By: The Hon. Mme. Justice Désirée P. Bernard, O.R., C.C.H. Judge, Caribbean Court of Justice
Over the past one and one half days we have been addressed about and have discussed the topic of Gender and the Law in all aspects - gender-based violence, gender and judging, human rights of victims and perpetrators of violence, equality in division of property, gender equality and international treaties as well as gender in the work-place, masculinity and violence, sentencing and access to justice. I asked myself what more was left to be said, and decided that perhaps a historical overview of earlier judicial colloquia may form a backdrop to all of the issues we have so far considered.
The last two decades have revealed increasing recognition of women's rights as human rights, no doubt facilitated by the ratification by an overwhelming number of member states of the United Nations of the Convention on the Elimination of All Forms of Discrimination Against Women (CEDAW). The effectiveness of any treaty or constitutional instrument depends in large measure on its application and interpretation. In this regard judges are strategically placed to determine such effectiveness by utilisation of international treaties in their judgments particularly in promoting and enhancing women's rights. It was recognised that the historic conservatism of the judiciary resulted in a reluctance to depart from tradition and time-honoured precedent, and a change of attitude was essential especially at the national level in order to advance the status of women.

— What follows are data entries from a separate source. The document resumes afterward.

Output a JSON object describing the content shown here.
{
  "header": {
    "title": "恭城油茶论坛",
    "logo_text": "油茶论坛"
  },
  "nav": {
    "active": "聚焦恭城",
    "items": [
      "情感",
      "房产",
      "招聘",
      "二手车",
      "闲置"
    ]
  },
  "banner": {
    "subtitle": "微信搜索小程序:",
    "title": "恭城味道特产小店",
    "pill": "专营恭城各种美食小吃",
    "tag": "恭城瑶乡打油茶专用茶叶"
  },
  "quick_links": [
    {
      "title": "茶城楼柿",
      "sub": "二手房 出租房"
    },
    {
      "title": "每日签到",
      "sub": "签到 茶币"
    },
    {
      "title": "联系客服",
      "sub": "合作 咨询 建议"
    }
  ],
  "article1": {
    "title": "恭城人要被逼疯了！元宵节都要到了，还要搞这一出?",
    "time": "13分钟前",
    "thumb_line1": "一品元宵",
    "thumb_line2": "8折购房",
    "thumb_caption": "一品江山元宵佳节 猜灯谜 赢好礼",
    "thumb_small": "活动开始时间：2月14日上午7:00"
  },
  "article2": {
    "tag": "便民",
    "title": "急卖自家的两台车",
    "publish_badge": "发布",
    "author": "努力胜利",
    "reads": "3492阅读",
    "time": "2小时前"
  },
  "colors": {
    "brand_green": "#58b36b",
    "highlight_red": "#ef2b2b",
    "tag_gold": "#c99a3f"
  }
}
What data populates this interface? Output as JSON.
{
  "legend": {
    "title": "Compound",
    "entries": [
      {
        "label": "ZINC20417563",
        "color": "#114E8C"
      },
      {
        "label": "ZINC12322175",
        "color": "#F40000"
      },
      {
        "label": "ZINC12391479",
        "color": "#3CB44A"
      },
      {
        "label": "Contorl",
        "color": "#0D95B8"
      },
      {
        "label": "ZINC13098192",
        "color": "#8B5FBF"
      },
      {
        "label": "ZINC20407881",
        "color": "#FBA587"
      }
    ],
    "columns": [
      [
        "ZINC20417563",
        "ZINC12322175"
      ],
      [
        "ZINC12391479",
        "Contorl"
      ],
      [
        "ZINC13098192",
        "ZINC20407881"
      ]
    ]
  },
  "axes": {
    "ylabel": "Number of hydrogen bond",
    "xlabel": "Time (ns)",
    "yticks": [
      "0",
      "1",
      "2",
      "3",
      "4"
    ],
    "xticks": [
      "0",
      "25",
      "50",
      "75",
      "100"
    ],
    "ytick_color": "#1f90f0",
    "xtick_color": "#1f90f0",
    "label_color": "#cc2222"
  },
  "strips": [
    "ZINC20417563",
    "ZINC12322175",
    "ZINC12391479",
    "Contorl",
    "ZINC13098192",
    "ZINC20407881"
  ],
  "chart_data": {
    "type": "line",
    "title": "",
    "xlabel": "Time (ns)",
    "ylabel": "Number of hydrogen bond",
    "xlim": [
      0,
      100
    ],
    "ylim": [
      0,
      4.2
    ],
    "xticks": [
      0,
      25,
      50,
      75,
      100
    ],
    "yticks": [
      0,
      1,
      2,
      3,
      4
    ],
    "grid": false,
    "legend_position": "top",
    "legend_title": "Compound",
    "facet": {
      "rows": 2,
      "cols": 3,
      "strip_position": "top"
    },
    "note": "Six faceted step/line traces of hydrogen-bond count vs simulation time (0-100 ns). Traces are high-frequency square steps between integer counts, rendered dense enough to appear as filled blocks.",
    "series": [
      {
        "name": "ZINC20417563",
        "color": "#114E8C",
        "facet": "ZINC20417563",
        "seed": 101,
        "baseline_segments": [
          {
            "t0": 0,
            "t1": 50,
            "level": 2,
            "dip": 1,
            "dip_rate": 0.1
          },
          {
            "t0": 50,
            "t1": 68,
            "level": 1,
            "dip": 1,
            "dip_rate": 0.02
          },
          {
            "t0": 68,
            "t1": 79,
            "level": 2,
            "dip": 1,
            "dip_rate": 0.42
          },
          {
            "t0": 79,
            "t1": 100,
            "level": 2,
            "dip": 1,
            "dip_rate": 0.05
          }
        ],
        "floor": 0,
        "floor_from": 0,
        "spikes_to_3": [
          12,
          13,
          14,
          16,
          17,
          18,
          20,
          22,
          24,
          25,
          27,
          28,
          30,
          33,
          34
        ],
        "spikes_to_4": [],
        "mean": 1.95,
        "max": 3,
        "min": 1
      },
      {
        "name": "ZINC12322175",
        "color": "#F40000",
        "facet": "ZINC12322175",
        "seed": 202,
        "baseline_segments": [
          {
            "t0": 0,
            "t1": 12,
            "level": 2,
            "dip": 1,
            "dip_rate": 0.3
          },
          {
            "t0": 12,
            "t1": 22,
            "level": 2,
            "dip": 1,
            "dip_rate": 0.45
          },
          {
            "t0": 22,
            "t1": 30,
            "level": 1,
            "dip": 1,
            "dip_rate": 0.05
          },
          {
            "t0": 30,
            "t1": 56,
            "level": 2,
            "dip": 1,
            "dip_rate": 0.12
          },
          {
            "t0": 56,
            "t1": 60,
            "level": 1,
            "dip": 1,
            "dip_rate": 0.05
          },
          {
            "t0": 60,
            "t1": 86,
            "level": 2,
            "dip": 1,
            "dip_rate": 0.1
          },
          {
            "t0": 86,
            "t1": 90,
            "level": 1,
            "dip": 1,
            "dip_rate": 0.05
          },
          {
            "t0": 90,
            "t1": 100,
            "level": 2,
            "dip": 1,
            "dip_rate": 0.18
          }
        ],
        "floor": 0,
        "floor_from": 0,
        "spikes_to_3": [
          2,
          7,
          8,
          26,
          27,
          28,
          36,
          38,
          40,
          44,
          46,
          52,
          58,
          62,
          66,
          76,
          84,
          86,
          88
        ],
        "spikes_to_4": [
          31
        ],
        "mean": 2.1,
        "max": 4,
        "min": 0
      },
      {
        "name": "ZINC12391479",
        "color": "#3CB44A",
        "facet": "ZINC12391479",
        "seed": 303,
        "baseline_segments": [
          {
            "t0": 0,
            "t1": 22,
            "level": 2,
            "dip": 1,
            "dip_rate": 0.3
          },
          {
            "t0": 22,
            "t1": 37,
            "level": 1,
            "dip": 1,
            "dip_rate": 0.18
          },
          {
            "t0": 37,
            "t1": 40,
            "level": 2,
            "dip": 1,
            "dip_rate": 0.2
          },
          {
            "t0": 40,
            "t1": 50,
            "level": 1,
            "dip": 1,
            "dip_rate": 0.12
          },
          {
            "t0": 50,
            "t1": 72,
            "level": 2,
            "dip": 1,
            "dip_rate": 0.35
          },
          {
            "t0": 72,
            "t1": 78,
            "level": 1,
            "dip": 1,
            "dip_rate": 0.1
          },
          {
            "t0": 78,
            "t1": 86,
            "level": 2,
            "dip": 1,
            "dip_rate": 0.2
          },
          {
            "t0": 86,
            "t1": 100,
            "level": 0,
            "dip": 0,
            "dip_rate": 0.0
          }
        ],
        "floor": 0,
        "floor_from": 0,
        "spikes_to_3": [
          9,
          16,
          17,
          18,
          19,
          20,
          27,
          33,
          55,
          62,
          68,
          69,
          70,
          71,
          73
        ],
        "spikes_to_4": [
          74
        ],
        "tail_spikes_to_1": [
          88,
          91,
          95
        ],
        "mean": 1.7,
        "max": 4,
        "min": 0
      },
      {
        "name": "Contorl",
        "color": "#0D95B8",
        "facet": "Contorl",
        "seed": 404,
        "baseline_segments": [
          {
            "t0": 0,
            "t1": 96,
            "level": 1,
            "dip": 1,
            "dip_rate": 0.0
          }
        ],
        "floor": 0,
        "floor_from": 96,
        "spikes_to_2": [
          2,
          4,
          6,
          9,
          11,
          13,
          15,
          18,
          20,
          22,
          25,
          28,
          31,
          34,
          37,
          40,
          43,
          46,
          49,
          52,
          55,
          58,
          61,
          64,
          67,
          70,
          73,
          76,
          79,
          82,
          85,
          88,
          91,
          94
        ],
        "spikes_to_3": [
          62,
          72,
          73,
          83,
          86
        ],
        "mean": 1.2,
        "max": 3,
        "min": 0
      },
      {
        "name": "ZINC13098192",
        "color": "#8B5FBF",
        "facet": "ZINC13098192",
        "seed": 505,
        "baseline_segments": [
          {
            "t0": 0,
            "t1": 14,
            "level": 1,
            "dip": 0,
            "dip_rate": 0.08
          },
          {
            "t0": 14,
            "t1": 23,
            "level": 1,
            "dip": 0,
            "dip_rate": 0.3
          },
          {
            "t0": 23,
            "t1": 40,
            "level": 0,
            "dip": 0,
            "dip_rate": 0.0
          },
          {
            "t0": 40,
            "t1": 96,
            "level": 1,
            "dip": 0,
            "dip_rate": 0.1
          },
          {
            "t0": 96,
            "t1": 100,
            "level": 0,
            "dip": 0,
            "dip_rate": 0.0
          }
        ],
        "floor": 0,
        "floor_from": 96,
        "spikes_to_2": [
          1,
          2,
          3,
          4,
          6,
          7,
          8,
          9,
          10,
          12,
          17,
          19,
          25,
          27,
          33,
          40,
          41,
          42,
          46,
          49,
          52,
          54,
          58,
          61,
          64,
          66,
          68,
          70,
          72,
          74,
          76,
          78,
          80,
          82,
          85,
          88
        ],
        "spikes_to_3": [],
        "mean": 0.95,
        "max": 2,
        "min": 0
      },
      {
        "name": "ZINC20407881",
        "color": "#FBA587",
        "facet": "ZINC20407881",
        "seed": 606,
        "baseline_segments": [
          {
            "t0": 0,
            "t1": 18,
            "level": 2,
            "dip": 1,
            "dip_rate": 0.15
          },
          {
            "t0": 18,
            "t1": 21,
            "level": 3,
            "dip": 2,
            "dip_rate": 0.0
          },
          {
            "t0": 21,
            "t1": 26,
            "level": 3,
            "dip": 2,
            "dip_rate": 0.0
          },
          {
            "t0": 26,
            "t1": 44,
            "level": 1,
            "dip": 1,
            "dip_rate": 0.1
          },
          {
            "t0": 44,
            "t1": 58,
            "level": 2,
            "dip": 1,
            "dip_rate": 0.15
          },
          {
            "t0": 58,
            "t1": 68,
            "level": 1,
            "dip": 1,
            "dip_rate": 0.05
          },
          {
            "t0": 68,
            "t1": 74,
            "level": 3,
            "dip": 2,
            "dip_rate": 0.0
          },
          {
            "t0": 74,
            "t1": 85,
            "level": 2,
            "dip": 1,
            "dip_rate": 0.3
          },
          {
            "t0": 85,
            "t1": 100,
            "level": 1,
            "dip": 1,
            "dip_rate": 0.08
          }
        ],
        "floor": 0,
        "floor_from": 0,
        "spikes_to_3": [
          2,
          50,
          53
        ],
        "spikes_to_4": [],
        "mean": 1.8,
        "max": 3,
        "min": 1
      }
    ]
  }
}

In pursuance of this objective in 1994 the Commonwealth Secretariat, the Commonwealth Foundation and the Commonwealth Magistrates and Judges Association initiated a series of judicial colloquia on the utilisation of international human rights standards in domestic litigation. The result of this first colloquium held in Zimbabwe for senior judges of the African region was the adoption of the Victoria Falls Declaration of Principles for Promoting the Human Rights of Women. These Principles reflected the vital function of an independent judiciary to interpret and apply national constitutions and laws. One of the principles recognised that discrimination against women could be direct or indirect, and indirect discrimination requires particular scrutiny by the judiciary.
With regard to international human rights instruments the Victoria Falls Declaration recognised that these instruments have inspired many constitutional guarantees of fundamental rights and freedoms, and as such they should be interpreted generously, particularly those pertaining to women in relation to discrimination. Further, it is essential to promote a culture of respect for international and regional human rights norms, and particularly those affecting women which should be applied in the domestic courts of all nations and given full effect. They ought not to be considered as alien to domestic law in national courts.